Le sol trembla alors un peu, quand le corps inerte de Phil s’écrasa à terre.
Certaines personnes, afin d’impressionner leurs pairs, leur présentent leur équipement audio-visuel dernier cri, leur voiture tout-terrain ou leur salle de bain avec sauna et jacuzzi intégrés. Kévin, lui, préférait tenter sa chance en montrant des cadavres. C’est un des privilèges que vous procure un poste d’assistant dans une morgue.
Pour l’heure, le pair à impressionner, c’était Nathalie, une fille qu’il avait rencontré en boîte quelques nuits plus tôt, et avec qui il espérait une idylle romantique(1).
Ils arrivèrent devant le corps.
« Wao, belle bête, remarqua Nathalie.
- Ça… Plus de 150 kilos, si tu veux mon avis, reconnaut Kévin.
- Et tu dis qu’il lui manque le… ?
- Exact, s’enthousiasma l’assistant. Ce type est mort d’une perte soudaine et inexpliqué de cerveau. Et cela, sans incision, ni marque chirurgicale d’aucune sorte.
- C’est ça ! Regarde, on voit bien que ça a été ouvert puis recousu.
- C’est le légiste qui a fait ça. 1,4 kilos de barbaque disparus dans la nature, comme ça (Kévin claqua des doigts).

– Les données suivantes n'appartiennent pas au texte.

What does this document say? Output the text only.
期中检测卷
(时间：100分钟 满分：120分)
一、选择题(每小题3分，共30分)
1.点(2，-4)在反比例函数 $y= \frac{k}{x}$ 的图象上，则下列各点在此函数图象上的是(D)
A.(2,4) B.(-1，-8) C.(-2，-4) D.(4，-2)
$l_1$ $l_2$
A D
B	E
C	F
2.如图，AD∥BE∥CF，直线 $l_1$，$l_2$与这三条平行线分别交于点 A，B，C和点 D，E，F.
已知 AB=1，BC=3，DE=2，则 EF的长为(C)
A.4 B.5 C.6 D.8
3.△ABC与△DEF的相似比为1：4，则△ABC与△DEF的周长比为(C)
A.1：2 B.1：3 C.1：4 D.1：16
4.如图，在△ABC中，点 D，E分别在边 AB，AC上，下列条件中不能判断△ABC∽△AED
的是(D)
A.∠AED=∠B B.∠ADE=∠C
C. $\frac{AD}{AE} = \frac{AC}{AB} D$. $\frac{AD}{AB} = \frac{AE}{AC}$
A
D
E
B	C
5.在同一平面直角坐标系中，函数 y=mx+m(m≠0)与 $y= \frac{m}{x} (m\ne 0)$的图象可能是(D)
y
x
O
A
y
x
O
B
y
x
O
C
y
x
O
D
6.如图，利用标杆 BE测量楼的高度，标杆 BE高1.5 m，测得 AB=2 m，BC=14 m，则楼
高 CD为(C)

- Et comment c’est possible ?
- Ben, à l’époque des égyptiens, les embaumeurs introduisaient un produit qui liquifiait le cerveau, puis le retirait par les narines, expliqua le jeune homme, satisfait de voir que son savoir paraissait faire son effet sur Nathalie. Mais là, rien… Pas de trace de produit… Le pire, c’est qu’on s’est rendu compte que les parois de la cavité autour de la cervelle sont comme… creusées, il en manque, quoi… Comme si une bestiole à l’intérieur avait tout bouffé…
- Hé bé… »
Les yeux de Nathalie se posèrent sur les pieds du cadavre.
« Et ça, c’est quoi ?
-Oh, on l’a retrouvé avec ça dans les mains, dit Kévin en mentionnant du menton l’objet dans la poche plastique posée sur la table métallique. Les flics doivent passer le chercher, pour voir si ça a quelque chose à voir, ou un truc comme ça… »
Nathalie prit le sac hermétiquement fermé d’une main et l’observa à la lumière. A l’intérieur se bousculaient une espèce de vielle carafe noire éraflée et un morceau de tissu rouge. La jeune femme les contempla avec fascination.
« Bon, on ferait mieux d’y aller, dit Kévin en baillant. Déjà que j’ai pas le droit d’être ici à cette heure, si en plus quelqu’un découvre que je t’ai amenée. »
Elle hocha la tête et se dirigea vers la sortie. Kévin recouvrit le corps, éteignit la lumière et la rejoignit.
« On pourrait se prendre une pizza en passant, proposa-t-il. »
En aucune façon il ne remarqua le petit air coupable qu’affichait le visage de Nathalie, ni sa veste déformée par l’objet qu’elle venait d’y dissimuler…
7 commentaires:
1 : Ce qui signifiait une soirée pizza devant un mauvais film d’action avec séance de pelotage, suivie d’une nuit de passion et de la perte soudaine de son numéro de téléphone pour, disons, le reste de sa vie.
arrrh, je suis un poil déçu de la fin quand même... j'aime bien savoir le pourquoi ? Que lui est il arrivé ?
Bah, il a souhaité perdre deux kilos et ça lui a fait disparaître son cerveau...
J'adore !
mode voix de zombie ahsmatique et poussierreux.
"En voila un qui ne se fera plus du lard sur son poid hinhinhinhinhin"
Pas mal ! j'aime beaucoup le ton ironique (voire presque cynique) et la fin inattendue...
Quel talent !!
Arf, un poil déçu...mais une happy end aurait été vraiment trop simple pour toi!!
pfiou,y'a nettement moins de monde ici!!bon,j'avoue,j'ai pas encore lu,mais je vais m'y mettre!